As mentioned in lecture, static assignment is perfect when workloads have predictable cost. There is certainty before the work actually starts, that the work loads will remain balanced. The cores that are assigned work will all finish about the same time without any work needing to be reallocated after the work starts.

Note: Predictable doesn't mean that you know exactly how long each sub-problem will take. For example, for the square-root problem in homework 1, it was random how long finding the square root of a number would take. But in expectation, the work was split up evenly so static assignment was appropriate.

kayvonf

Question: Here I claim that the static assignment has "essentially zero" runtime overhead. What did it mean by this? When I say overhead, what is the baseline that I am comparing to? In slide 26 introduce the idea of dynamic assignment.

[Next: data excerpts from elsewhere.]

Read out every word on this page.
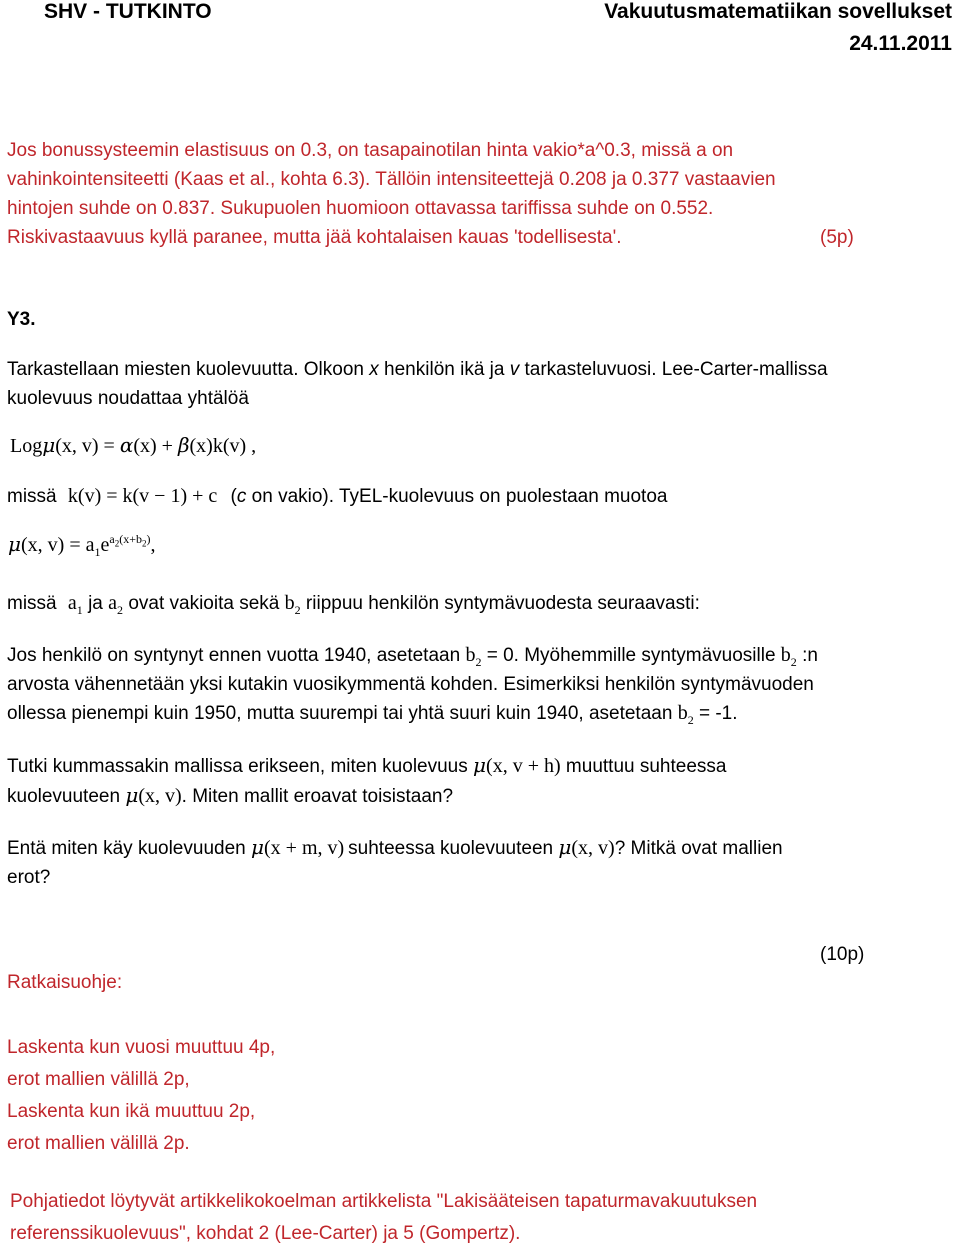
SHV - TUTKINTO	Vakuutusmatematiikan sovellukset
24.11.2011
Jos bonussysteemin elastisuus on 0.3, on tasapainotilan hinta vakio*a^0.3, missä a on
vahinkointensiteetti (Kaas et al., kohta 6.3). Tällöin intensiteettejä 0.208 ja 0.377 vastaavien
hintojen suhde on 0.837. Sukupuolen huomioon ottavassa tariffissa suhde on 0.552.
Riskivastaavuus kyllä paranee, mutta jää kohtalaisen kauas 'todellisesta'.	(5p)
Y3.
Tarkastellaan miesten kuolevuutta. Olkoon x henkilön ikä ja v tarkasteluvuosi. Lee-Carter-mallissa
kuolevuus noudattaa yhtälöä
Logμ(x, v) = α(x) + β(x)k(v) ,
missä k(v) = k(v − 1) + c (c on vakio). TyEL-kuolevuus on puolestaan muotoa
μ(x, $v) = a_1e^{a_2(x+b_2)}$,
missä $a_1$ ja $a_2$ ovat vakioita sekä $b_2$ riippuu henkilön syntymävuodesta seuraavasti:
Jos henkilö on syntynyt ennen vuotta 1940, asetetaan $b_2 = 0$. Myöhemmille syntymävuosille $b_2$ :n
arvosta vähennetään yksi kutakin vuosikymmentä kohden. Esimerkiksi henkilön syntymävuoden
ollessa pienempi kuin 1950, mutta suurempi tai yhtä suuri kuin 1940, asetetaan $b_2 = -1$.
Tutki kummassakin mallissa erikseen, miten kuolevuus μ(x, v + h) muuttuu suhteessa
kuolevuuteen μ(x, v). Miten mallit eroavat toisistaan?
Entä miten käy kuolevuuden μ(x + m, v) suhteessa kuolevuuteen μ(x, v)? Mitkä ovat mallien
erot?
(10p)
Ratkaisuohje:
Laskenta kun vuosi muuttuu 4p,
erot mallien välillä 2p,
Laskenta kun ikä muuttuu 2p,
erot mallien välillä 2p.
Pohjatiedot löytyvät artikkelikokoelman artikkelista "Lakisääteisen tapaturmavakuutuksen
referenssikuolevuus", kohdat 2 (Lee-Carter) ja 5 (Gompertz).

What is the "overhead" of performing a dynamic assignment of work to worker threads in that example?

bosher

I believe that the baseline we are comparing to here is the sequential version of the algorithm. In the sequential version, every task is picked up when the previous one is done, and hence the processor is always doing useful works. In the static assignment version, each processor are assigned a static amount of work. In other words, for each processor, it is essentially performing the sequential algorithm, which, as we just mentioned, has (nearly) no overhead. And therefore, the only overhead involved in the static assignment version is the work spent for setting up a multi-thread environment to run the code and the time spent for exchanging information between threads. And this overhead can be ignored if the tasks assigned to each thread are large enough. In the dynamic assignment version, the overhead could be two things: (1) the time spent for the function calls to $lock$ and $unlock$; (2) the time spent for waiting the lock. For the first kind of overhead, it depends on implementation of the lock. If the lock contains several system calls, we may need to trap into kernel mode multiple times, which is costly. For the second kind of overhead, since at any given time, there can be only one thread inside the critical section, other threads that want to increment the counter can do nothing but wait for the lock, which is also costly.

sfackler

In a reasonable implementation, a mutex lock/unlock takes ~17ns. From Latency Numbers Every Programmer Should Know.